君襲帝君伸手抓她,女子白嫩的手臂在手中化作虛影,泥鰍似的滑了出去。

見狀,君襲帝君瞬行靠了上去,付雲化作虛影向外逃去,於半空中觸碰到無形的壁壘。

兀地,她腳踝一緊,叫男子拖回水中。

“你耍賴!”付雲擡手朝他打去,招式被輕易化解。

“你也耍賴了。”君襲帝君好笑道。

“我是小女魔,你是老帝君,身份不同,帝君得記著自己的身份,自持些。”眼看周遭被他設了禁制,逃無可逃,付雲不禁有些懊惱。
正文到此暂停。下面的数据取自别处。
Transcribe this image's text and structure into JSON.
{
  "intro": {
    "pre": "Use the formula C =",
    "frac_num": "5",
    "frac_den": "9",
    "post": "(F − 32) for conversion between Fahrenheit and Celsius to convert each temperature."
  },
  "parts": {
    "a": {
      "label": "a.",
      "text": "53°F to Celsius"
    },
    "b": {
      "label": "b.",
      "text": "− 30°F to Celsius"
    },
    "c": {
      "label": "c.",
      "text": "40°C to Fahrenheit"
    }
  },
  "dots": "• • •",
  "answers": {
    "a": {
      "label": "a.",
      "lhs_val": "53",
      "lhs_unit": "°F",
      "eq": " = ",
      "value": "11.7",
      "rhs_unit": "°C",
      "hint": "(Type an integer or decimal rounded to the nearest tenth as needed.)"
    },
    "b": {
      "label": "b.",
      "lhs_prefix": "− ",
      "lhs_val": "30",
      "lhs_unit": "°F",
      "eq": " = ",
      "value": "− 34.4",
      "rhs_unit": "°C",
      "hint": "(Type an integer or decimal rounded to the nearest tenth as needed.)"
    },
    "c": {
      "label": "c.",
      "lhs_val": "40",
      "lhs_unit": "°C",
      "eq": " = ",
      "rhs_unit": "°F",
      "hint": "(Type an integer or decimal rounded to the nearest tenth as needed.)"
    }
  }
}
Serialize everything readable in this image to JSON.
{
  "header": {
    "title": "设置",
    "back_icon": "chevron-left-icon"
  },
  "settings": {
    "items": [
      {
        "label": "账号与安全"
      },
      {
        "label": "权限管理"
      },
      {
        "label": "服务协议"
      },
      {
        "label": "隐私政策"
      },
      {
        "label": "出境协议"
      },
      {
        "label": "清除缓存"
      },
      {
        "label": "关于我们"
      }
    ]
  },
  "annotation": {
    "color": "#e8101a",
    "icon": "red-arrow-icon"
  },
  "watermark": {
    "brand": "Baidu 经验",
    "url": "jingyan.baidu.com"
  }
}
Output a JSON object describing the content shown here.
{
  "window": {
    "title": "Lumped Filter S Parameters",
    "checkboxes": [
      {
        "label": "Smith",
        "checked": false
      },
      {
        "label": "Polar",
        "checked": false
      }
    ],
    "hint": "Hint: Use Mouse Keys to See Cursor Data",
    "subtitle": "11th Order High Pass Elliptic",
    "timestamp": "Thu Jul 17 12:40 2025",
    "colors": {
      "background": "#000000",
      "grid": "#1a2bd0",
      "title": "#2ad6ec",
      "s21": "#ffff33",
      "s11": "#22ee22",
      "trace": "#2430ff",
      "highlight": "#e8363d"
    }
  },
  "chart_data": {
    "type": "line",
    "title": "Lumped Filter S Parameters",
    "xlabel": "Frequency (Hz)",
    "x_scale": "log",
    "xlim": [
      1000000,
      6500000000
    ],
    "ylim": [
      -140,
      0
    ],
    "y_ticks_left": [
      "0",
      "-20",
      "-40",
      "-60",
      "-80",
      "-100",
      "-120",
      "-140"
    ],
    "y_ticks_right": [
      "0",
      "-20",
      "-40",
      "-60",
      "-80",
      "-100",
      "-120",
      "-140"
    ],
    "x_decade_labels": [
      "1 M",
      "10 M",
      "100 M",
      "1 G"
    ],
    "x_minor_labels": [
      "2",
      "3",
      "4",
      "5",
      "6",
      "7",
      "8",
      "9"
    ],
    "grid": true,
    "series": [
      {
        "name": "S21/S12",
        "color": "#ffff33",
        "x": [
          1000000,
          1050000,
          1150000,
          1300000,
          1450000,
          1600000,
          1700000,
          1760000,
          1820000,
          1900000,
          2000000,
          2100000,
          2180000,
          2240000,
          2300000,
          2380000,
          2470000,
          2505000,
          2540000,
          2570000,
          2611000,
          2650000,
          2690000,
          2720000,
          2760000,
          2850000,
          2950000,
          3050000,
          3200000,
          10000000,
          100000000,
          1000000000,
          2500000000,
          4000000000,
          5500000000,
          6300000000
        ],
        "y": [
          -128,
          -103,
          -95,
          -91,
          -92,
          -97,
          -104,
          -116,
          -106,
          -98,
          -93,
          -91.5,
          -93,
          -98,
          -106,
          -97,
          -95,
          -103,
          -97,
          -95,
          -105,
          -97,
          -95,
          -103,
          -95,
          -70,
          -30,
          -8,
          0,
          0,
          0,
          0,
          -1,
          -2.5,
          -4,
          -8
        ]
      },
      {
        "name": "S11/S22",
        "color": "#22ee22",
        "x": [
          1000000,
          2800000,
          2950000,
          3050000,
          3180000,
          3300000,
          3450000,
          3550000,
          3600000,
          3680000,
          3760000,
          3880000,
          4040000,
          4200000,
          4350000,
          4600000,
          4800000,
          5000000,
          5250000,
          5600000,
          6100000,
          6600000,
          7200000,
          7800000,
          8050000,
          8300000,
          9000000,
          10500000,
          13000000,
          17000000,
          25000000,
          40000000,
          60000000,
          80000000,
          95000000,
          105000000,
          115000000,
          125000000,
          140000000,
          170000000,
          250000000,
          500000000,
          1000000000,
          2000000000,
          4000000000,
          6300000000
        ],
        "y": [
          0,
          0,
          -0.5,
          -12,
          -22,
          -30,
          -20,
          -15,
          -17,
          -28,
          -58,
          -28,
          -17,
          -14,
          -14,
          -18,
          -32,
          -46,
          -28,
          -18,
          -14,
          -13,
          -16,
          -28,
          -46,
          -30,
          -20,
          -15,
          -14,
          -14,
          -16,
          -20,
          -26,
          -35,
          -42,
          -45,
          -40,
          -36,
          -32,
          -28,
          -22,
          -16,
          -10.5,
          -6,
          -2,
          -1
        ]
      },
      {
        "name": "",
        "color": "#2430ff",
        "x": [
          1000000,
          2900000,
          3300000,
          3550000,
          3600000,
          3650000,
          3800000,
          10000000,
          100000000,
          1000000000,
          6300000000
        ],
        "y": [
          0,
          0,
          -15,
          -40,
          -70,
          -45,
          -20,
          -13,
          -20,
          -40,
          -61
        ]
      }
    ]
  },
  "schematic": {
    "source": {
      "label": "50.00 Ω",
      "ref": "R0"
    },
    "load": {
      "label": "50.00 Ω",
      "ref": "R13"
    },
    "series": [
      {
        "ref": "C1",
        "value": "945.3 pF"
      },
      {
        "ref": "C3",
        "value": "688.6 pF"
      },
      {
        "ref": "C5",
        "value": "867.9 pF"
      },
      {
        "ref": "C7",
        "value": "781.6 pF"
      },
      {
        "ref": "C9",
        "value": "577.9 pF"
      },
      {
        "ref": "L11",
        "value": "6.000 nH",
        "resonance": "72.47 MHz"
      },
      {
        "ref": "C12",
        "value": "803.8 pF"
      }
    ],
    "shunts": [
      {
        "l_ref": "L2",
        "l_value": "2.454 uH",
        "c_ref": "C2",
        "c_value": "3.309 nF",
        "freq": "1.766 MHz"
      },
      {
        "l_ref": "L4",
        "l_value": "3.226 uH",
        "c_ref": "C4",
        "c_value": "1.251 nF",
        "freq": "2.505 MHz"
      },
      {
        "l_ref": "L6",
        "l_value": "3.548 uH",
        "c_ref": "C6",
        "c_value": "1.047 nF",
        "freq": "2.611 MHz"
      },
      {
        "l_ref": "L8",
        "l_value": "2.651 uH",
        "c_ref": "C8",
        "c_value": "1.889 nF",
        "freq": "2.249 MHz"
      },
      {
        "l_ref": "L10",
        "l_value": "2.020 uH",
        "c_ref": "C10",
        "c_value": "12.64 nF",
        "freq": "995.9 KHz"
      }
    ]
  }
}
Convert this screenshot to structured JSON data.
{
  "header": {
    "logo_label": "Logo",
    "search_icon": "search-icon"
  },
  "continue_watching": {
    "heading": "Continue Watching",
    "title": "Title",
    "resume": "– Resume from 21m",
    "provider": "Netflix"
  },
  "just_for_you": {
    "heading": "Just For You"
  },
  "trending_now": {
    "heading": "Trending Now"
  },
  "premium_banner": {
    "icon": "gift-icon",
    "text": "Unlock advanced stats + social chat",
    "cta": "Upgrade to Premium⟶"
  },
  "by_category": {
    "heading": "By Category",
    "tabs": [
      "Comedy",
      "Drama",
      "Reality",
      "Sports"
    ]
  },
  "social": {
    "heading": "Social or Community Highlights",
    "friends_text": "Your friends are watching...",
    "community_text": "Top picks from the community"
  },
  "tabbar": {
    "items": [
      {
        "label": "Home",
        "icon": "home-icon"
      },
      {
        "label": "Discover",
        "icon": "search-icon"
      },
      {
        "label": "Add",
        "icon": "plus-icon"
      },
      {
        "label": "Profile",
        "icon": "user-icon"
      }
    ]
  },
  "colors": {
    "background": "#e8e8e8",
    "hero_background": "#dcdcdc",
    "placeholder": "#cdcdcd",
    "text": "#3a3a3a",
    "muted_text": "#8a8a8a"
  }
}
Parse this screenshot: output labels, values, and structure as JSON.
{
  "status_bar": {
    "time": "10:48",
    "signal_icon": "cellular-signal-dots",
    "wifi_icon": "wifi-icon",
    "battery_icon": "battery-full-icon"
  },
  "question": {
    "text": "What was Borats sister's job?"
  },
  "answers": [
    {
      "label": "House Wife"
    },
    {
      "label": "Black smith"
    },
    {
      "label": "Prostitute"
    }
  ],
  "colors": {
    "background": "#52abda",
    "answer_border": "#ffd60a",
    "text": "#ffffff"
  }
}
明明這些年她沒落下修行,明明她天賦比君襲帝君高,怎一萬年過去了,二人修為上的差距越拉越大。

“你是帝君夫人。”君襲帝君糾正道。

“所以我自持著呢!”付雲脖頸一揚,端起了帝君夫人的架子。

聲落,君襲帝君擡手朝她抓去,付雲偏身欲躲,豈料動彈不得,連化作虛影遁逃都做不到。

“你仗著修為高欺負我!”身子動彈不得,付雲嘴上卻不肯吃虧。

“誰叫你跟條泥鰍似的,抓都抓不住。”君襲帝君親昵地點了點她的鼻子,柔聲道。

“那你也不能用我教你的招數對付我!”付雲拿眼使勁瞪她,面頰氣得鼓鼓的。

她告訴他影子的弱點是提防折魂沖他下手,他倒好,舉一反三拿來對付她,有他這樣的嗎。

聞言,君襲帝君沒有應聲,只是擡手將她圈住,溫柔地吻著她的眉眼。

“真好!”他道。

“恩?”

“你我再不用長時間分離了。”額頭抵著她的額頭,君襲帝君垂眸,輕笑道:“你我才成親一萬餘年,便讓你等我等了一萬餘年,夫人,辛苦你了。”

“別扯開話題!”話音方落,唇便叫男子堵上。

“夫人一點也不想我。”男子的聲音自耳畔響起,帶著幾分控訴意味。

付雲眼瞼顫了顫,紅著臉閉上雙目。